Archive for April, 2021

Durables to Disposables – Are We Ready For a Phase Change?

April 7th, 2021

The worldwide nonwoven industry has grown steadily at about 7.5% per annum in tonnage in the last decade. While the nonwoven industries growth in North America, Europe and Japan has slowed with maturity, these countries are still growing at 5% per annum. A significant portion of worldwide nonwoven expansion is due to the rising demand for these materials as emerging economies like Asia expands. India and China are the key players contributing to this growth.

India has a huge opportunity to capitalize on much larger portion of this growth. Government of India emphasized the promotion of all steps of the textile industry, especially by paying attention to the innumerable use of nonwovens in unnoticed applications. Indian industry is starting to expose itself to international trends by inviting foreign players to partner with entrepreneurs in India. As nonwovens and technical textiles have been considered to be the most promising and dynamic segment of the textile industry, the demand and consumption of nonwovens and technical textiles will grow enormously in the near future.

The questions that come an individuals mind is that “Is India the next booming market for nonwovens? Will India be reaching the new horizons in nonwovens and technical textiles?

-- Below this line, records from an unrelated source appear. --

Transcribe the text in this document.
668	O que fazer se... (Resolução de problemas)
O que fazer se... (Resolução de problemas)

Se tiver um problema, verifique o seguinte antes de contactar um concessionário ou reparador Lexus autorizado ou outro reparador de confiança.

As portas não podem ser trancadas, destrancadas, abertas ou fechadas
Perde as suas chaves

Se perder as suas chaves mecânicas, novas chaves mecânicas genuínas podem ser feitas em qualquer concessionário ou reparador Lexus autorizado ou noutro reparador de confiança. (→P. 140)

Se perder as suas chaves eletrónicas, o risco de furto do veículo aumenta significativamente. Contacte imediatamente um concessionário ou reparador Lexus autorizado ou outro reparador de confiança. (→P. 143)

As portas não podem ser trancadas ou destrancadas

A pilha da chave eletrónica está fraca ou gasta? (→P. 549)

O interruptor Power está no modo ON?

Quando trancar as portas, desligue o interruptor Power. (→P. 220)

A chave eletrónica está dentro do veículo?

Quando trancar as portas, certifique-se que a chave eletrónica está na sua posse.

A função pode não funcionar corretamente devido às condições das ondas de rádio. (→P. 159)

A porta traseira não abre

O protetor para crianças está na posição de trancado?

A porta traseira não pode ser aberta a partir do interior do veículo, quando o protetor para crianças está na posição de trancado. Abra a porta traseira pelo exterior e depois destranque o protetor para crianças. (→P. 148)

With a large textile manufacturing base and technical manpower, India has the potential to become the leading exporter of various nonwovens and technical textile products. The promotion of nonwovens in India is promising in healthcare as traditional textiles are replaced with single-use disposables, improving agriculture for better crop protection and in geotextiles to meet increasing needs in infrastructure and the possibility of controlling floods. The major strength for Indian Nonwoven industry is listed below:

* India is one of the largest producers of natural and manmade fibres

* Population growth and increase in middle class disposable income

* Low cost skilled labor

* Ability to cater to the value chain

* Growing domestic retail market


Some of the major weaknesses for Indian nonwovens industry are:

* Textile industry being fragmented to less of organized and more unorganized sector.

* Low productivity and cost competitiveness

* Obsolence in technology

* Lack of product knowledge and expertise.

In an Interview with Mr. G Ravishankar, an expert Nonwoven consultant from India, he tried to portray the current scenario of Nonwovens industry in India with some future forecast statistics to have a guideline for entrepreneurs and new entrants into this emerging field.

Q. How do you see the future of Nonwovens in India for next 10 years? Give us some facts and figures for the same?

A: The current Indian production levels in Nonwovens are minuscule by developed world standards. I expect the production level to touch 1.0 million tons in ten years which would mean a very high growth rate.

The nonwovens consumption is directly related to economic development and per-capita income of the population. As over 60% nonwovens usage is in disposable products, the availability of surplus income and increase in hygiene awareness are important factors for growth. Current nonwoven production level is only about 70,000 tons per annum which was the same level in China, fifteen years ago. China today is producing over 1 million tons of nonwovens.